Переводчики Игорь Урманцев, Ксения Тименчик
Редактор Анна Туровская
Главный редактор Сергей Турко
Руководитель проекта Ольга Равданис
Художественное оформление и макет Юрий Буга
Корректоры Оксана Дьяченко, Евгений Яблоков
Верстка Александр Абрамов
Все права защищены. Данная электронная книга предназначена исключительно для частного использования в личных (некоммерческих) целях. Электронная книга, ее части, фрагменты и элементы, включая текст, изображения и иное, не подлежат копированию и любому другому использованию без разрешения правообладателя. В частности, запрещено такое использование, в результате которого электронная книга, ее часть, фрагмент или элемент станут доступными ограниченному или неопределенному кругу лиц, в том числе посредством сети интернет, независимо от того, будет предоставляться доступ за плату или безвозмездно.

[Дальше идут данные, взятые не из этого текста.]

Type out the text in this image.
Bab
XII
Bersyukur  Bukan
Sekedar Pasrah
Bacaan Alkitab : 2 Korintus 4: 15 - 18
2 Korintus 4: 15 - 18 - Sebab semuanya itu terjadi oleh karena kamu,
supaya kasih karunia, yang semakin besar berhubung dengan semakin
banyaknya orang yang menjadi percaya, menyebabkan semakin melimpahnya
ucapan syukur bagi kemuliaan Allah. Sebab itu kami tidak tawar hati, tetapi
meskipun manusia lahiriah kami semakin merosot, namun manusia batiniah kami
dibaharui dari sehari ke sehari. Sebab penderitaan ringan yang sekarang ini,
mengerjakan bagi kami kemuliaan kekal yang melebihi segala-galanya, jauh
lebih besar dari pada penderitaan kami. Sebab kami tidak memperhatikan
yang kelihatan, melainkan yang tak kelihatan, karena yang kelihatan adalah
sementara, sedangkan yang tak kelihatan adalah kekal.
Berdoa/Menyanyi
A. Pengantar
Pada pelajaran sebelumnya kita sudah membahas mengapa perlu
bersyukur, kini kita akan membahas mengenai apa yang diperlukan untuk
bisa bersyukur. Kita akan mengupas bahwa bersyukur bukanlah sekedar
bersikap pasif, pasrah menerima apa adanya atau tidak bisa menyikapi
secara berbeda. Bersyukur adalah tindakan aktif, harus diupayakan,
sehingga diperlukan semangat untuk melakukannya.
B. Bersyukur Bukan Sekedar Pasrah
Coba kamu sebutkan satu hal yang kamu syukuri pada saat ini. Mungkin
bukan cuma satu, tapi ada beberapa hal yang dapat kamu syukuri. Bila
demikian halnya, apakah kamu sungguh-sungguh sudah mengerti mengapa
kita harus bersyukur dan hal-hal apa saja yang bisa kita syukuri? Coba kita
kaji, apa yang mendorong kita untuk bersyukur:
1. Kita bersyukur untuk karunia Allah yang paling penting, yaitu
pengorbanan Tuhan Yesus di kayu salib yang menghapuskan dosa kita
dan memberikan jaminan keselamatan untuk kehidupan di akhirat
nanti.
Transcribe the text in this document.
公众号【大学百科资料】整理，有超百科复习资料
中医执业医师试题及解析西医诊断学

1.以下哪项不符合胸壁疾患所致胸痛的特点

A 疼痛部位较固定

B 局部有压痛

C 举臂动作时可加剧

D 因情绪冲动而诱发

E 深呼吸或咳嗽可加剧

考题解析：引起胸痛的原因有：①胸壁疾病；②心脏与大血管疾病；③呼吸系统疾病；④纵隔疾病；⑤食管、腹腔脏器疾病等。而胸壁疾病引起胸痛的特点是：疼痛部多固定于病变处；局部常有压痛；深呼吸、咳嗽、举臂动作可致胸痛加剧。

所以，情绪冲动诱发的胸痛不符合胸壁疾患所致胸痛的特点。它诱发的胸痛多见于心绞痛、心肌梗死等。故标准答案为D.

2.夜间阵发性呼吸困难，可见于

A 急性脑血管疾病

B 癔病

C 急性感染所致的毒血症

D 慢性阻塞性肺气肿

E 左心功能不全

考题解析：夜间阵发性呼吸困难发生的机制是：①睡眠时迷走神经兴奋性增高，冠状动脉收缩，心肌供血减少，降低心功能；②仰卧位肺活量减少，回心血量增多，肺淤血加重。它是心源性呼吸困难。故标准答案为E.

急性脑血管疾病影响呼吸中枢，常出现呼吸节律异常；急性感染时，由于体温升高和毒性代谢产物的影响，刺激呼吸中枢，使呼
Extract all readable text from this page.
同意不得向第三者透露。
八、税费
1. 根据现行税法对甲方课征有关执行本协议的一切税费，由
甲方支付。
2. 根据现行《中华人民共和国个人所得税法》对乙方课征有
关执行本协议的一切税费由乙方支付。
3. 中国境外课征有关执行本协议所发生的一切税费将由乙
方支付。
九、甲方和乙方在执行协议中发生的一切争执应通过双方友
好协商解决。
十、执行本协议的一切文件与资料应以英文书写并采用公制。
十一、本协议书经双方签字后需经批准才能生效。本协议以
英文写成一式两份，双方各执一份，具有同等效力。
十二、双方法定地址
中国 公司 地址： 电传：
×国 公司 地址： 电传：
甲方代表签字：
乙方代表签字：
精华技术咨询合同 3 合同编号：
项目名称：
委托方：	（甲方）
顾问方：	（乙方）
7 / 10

Копирование, воспроизведение и иное использование электронной книги, ее частей, фрагментов и элементов, выходящее за пределы частного использования в личных (некоммерческих) целях, без согласия правообладателя является незаконным и влечет уголовную, административную и гражданскую ответственность.
© Издание на русском языке, перевод, оформление. ООО «Альпина Паблишер», 2024
Предисловие Густы Фучиковой
В концентрационном лагере Равенсбрюк я узнала от своих сокамерниц, что мой муж, Юлиус Фучик, редактор газеты «Руде право» и журнала «Творба», 25 августа 1943 года в Берлине был приговорен нацистами к смертной казни.
Вопросы о его дальнейшей судьбе эхом отражались от высокой стены вокруг лагеря.
В мае 1945-го после поражения гитлеровской Германии узники из ее тюрем и лагерей, которых фашисты не успели замучить или убить, были освобождены. Среди освобожденных оказалась и я.
Я вернулась на свою свободную родину. Стала разыскивать мужа. Как тысячи и тысячи тех, кто искал и ищет мужей, жен, детей, отцов и матерей, угнанных немецкими оккупантами куда-то в бесчисленные застенки.
Я выяснила, что Юлиус Фучик был казнен в Берлине на четырнадцатый день после приговора, 8 сентября 1943 года.
Также я узнала, что Юлиус Фучик писал в тюрьме Панкрац. Это было возможно благодаря надзирателю А. Колинскому, который приносил моему мужу в камеру бумагу и карандаш, а потом тайком, один за другим, выносил из тюрьмы исписанные листы.
Мы встретились с этим надзирателем. Постепенно я собрала рукописные материалы Юлиуса Фучика из его панкрацского заключения, упорядочила исписанные и пронумерованные страницы, которые хранились в разных местах у разных людей, и теперь, читатель, я представляю их тебе.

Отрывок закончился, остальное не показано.